Até parece que a regra instituiu a sustentação oral dos juízes para convencer o advogado de que não devem sustentar oralmente, e, sim, deve desistir; afinal, está escrito no Regimento “hipótese em que poderá ocorrer a desistência da sustentação ante a antecipação do resultado”.

Nessa nova e esdrúxula dinâmica, a sustentação oral não é concebida como ferramenta da ampla defesa, nem o advogado por sua participação é encarado como indispensável à administração da Justiça, mas, sim, como um ato desnecessário, inútil que torna lento o julgamento dos tribunais e, assim, para o advogado não atrapalhar na formação do convencimento dos julgadores, deve falar após eles já terem se posicionados, ficando o direito de sustentação como um mero gesto do ritual do julgamento, como cumprimento aparente e formal ao princípio da ampla defesa, e com estímulo para que haja a desistência daquele direito.
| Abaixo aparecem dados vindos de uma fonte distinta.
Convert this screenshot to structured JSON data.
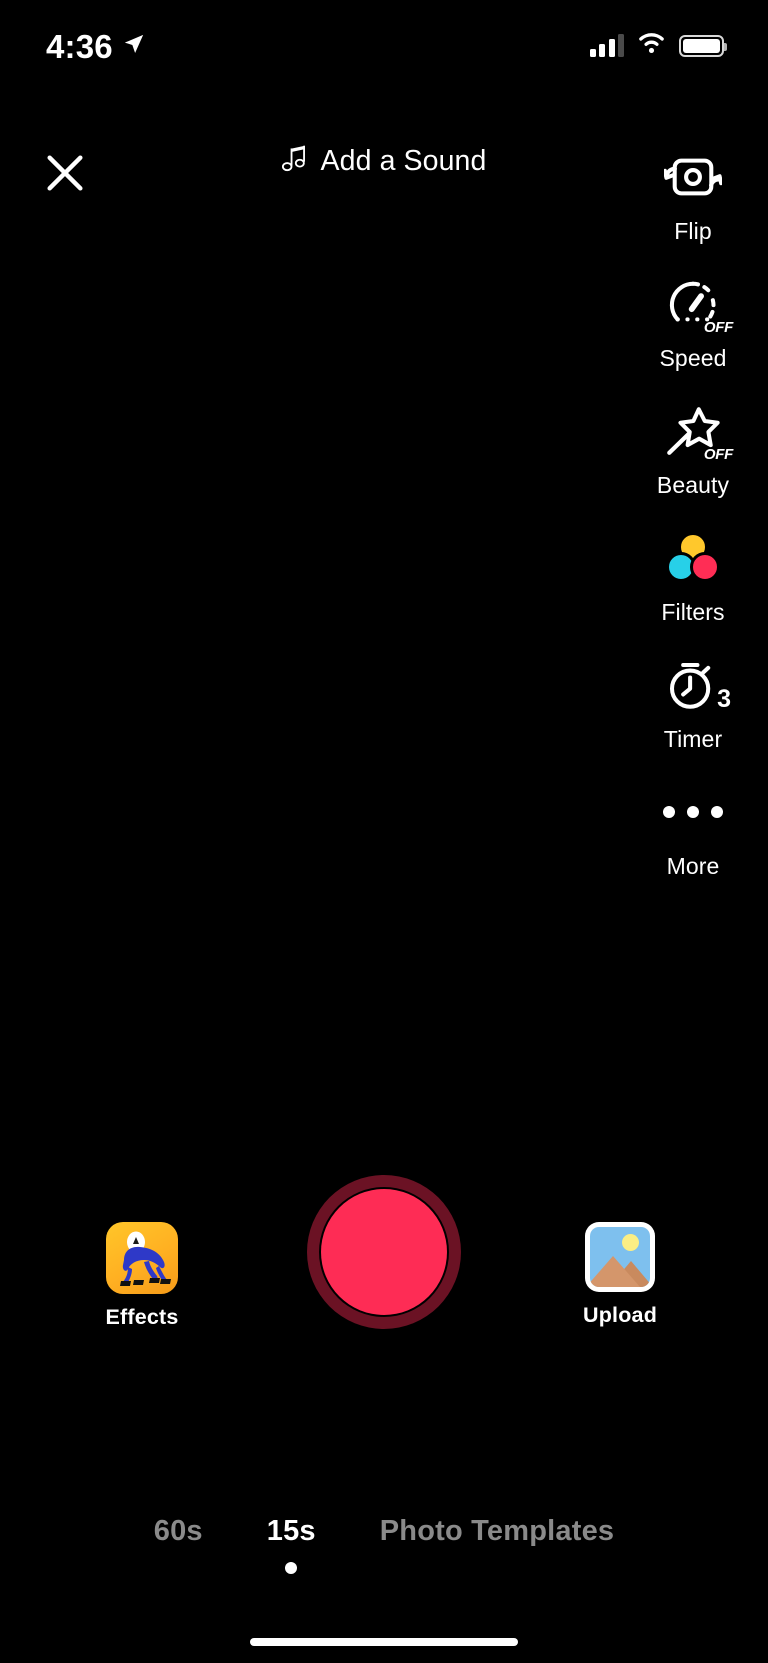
{
  "status_bar": {
    "time": "4:36",
    "location_icon": "location-arrow-icon",
    "cellular_icon": "cellular-signal-icon",
    "wifi_icon": "wifi-icon",
    "battery_icon": "battery-full-icon"
  },
  "top_bar": {
    "close_icon": "close-x-icon",
    "sound_icon": "music-note-icon",
    "sound_label": "Add a Sound"
  },
  "tools": [
    {
      "label": "Flip",
      "icon": "camera-flip-icon",
      "badge": ""
    },
    {
      "label": "Speed",
      "icon": "speedometer-icon",
      "badge": "OFF"
    },
    {
      "label": "Beauty",
      "icon": "magic-wand-icon",
      "badge": "OFF"
    },
    {
      "label": "Filters",
      "icon": "color-circles-icon",
      "badge": ""
    },
    {
      "label": "Timer",
      "icon": "stopwatch-icon",
      "badge": "3"
    },
    {
      "label": "More",
      "icon": "ellipsis-icon",
      "badge": ""
    }
  ],
  "bottom_controls": {
    "effects_label": "Effects",
    "effects_icon": "effects-creature-icon",
    "record_icon": "record-button-icon",
    "upload_label": "Upload",
    "upload_icon": "photo-library-icon"
  },
  "mode_selector": {
    "modes": [
      {
        "label": "60s",
        "active": false
      },
      {
        "label": "15s",
        "active": true
      },
      {
        "label": "Photo Templates",
        "active": false
      }
    ]
  },
  "colors": {
    "record_red": "#FE2C55",
    "record_ring": "#6e1327",
    "effects_orange": "#FFB022",
    "filter_yellow": "#FFC82C",
    "filter_cyan": "#27D0E8",
    "filter_pink": "#FF2D55",
    "inactive_gray": "#8a8a8a",
    "background": "#000000"
  }
}
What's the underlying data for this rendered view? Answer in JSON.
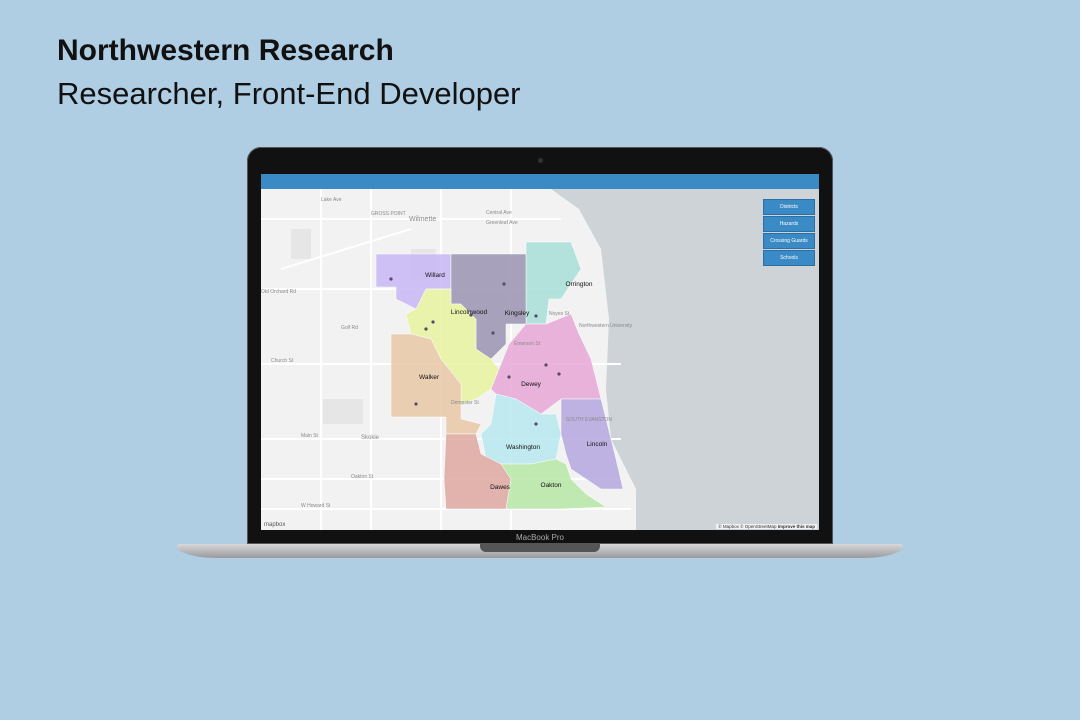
{
  "heading": {
    "title": "Northwestern Research",
    "subtitle": "Researcher, Front-End Developer"
  },
  "device": {
    "label": "MacBook Pro"
  },
  "map": {
    "layer_buttons": [
      "Districts",
      "Hazards",
      "Crossing Guards",
      "Schools"
    ],
    "districts": [
      {
        "name": "Willard",
        "color": "#c8b8f5"
      },
      {
        "name": "Orrington",
        "color": "#a8e0d8"
      },
      {
        "name": "Kingsley",
        "color": "#9a94b2"
      },
      {
        "name": "Lincolnwood",
        "color": "#e8f4a0"
      },
      {
        "name": "Walker",
        "color": "#e8c8a8"
      },
      {
        "name": "Dewey",
        "color": "#e8a8d8"
      },
      {
        "name": "Washington",
        "color": "#b8e8f0"
      },
      {
        "name": "Lincoln",
        "color": "#b4a8e0"
      },
      {
        "name": "Dawes",
        "color": "#e0a8a0"
      },
      {
        "name": "Oakton",
        "color": "#b8e8a8"
      }
    ],
    "place_labels": [
      "Wilmette",
      "GROSS POINT",
      "Central Ave",
      "Greenleaf Ave",
      "Lake Ave",
      "Old Orchard Rd",
      "Golf Rd",
      "Church St",
      "Main St",
      "Oakton St",
      "W Howard St",
      "Skokie",
      "Northwestern University",
      "SOUTH EVANSTON",
      "Emerson St",
      "Dempster St",
      "Noyes St"
    ],
    "attribution": {
      "prefix": "© Mapbox © OpenStreetMap",
      "link": "Improve this map"
    },
    "logo": "mapbox"
  }
}
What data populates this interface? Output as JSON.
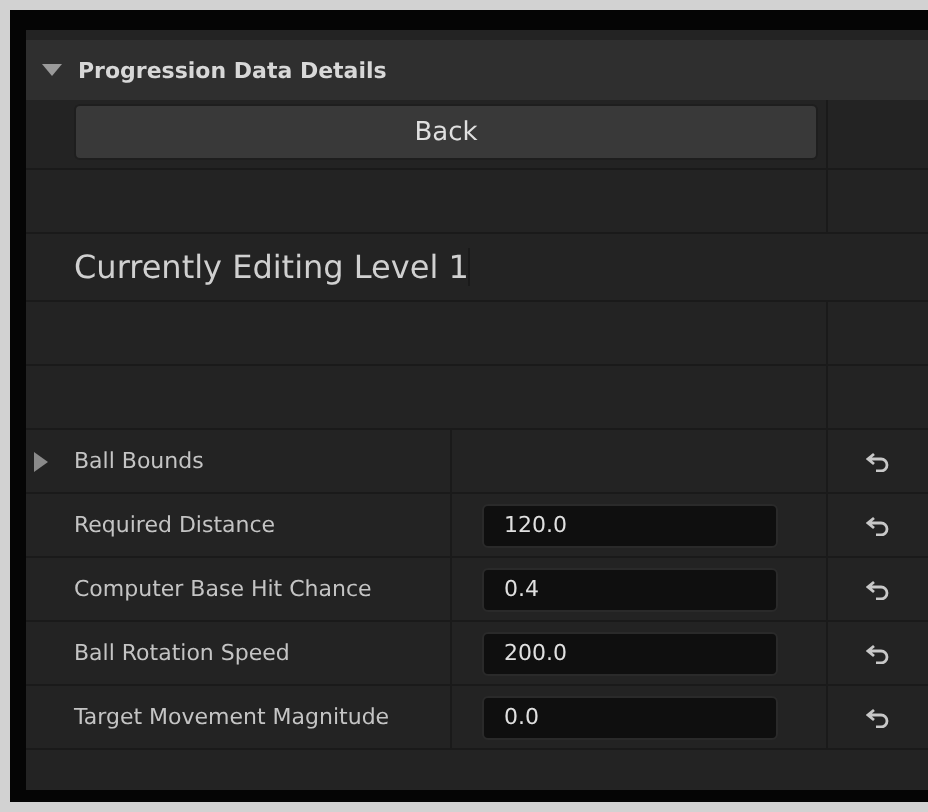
{
  "panel": {
    "title": "Progression Data Details",
    "expanded": true
  },
  "back_button": {
    "label": "Back"
  },
  "heading": "Currently Editing Level 1",
  "properties": [
    {
      "kind": "group",
      "name": "Ball Bounds",
      "expanded": false
    },
    {
      "kind": "field",
      "name": "Required Distance",
      "value": "120.0"
    },
    {
      "kind": "field",
      "name": "Computer Base Hit Chance",
      "value": "0.4"
    },
    {
      "kind": "field",
      "name": "Ball Rotation Speed",
      "value": "200.0"
    },
    {
      "kind": "field",
      "name": "Target Movement Magnitude",
      "value": "0.0"
    }
  ]
}
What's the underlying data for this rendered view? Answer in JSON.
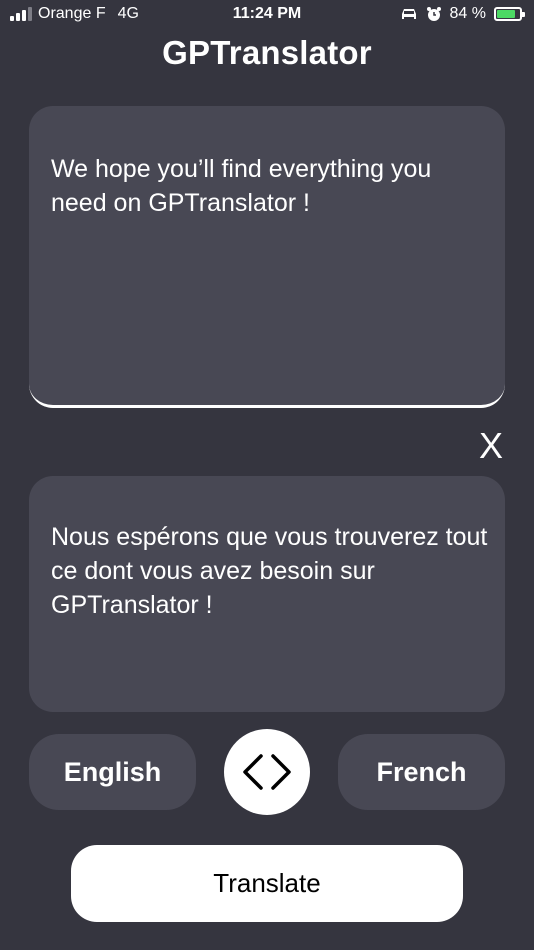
{
  "status_bar": {
    "carrier": "Orange F",
    "network": "4G",
    "time": "11:24 PM",
    "battery": "84 %",
    "battery_level": 0.84,
    "icons": [
      "signal-icon",
      "car-icon",
      "alarm-icon",
      "battery-icon"
    ]
  },
  "app": {
    "title": "GPTranslator"
  },
  "input": {
    "text": "We hope you’ll find everything you need on GPTranslator !"
  },
  "clear": {
    "label": "X"
  },
  "output": {
    "text": "Nous espérons que vous trouverez tout ce dont vous avez besoin sur GPTranslator !"
  },
  "languages": {
    "source": "English",
    "target": "French",
    "swap_icon": "swap-arrows-icon"
  },
  "actions": {
    "translate_label": "Translate"
  },
  "colors": {
    "background": "#35353f",
    "card": "#484854",
    "accent": "#ffffff",
    "battery_fill": "#4cd964"
  }
}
Concessa venia, o foco na desistência do direito de sustentação oral fotografa o desprestígio ao direito à ampla defesa, a alteração na dinâmica do julgamento fulmina a essência do papel da sustentação oral e ignora sua importância na formação do convencimento e no aperfeiçoamento da Justiça, além de denotar a falta de sensibilidade com o papel do advogado e a importância da ampla defesa.

Essas razões convenceram-me a formular essa crítica construtiva, porque não posso assistir passivamente sem reagir ao fuzilamento do espírito da ampla defesa, ao envenenamento da sustentação oral, materializado no esforço desmedido e indisfarçável de sobrepujar a velocidade do julgamento – com a óbvia indiferença à atuação do advogado, culminando no (in)conseqüente comprometimento da qualidade da Justiça.

Afinal, continuo acreditando que jamais poderá haver justiça sem o absoluto respeito à ampla defesa, por isso, urge a reformulação da regra em comento.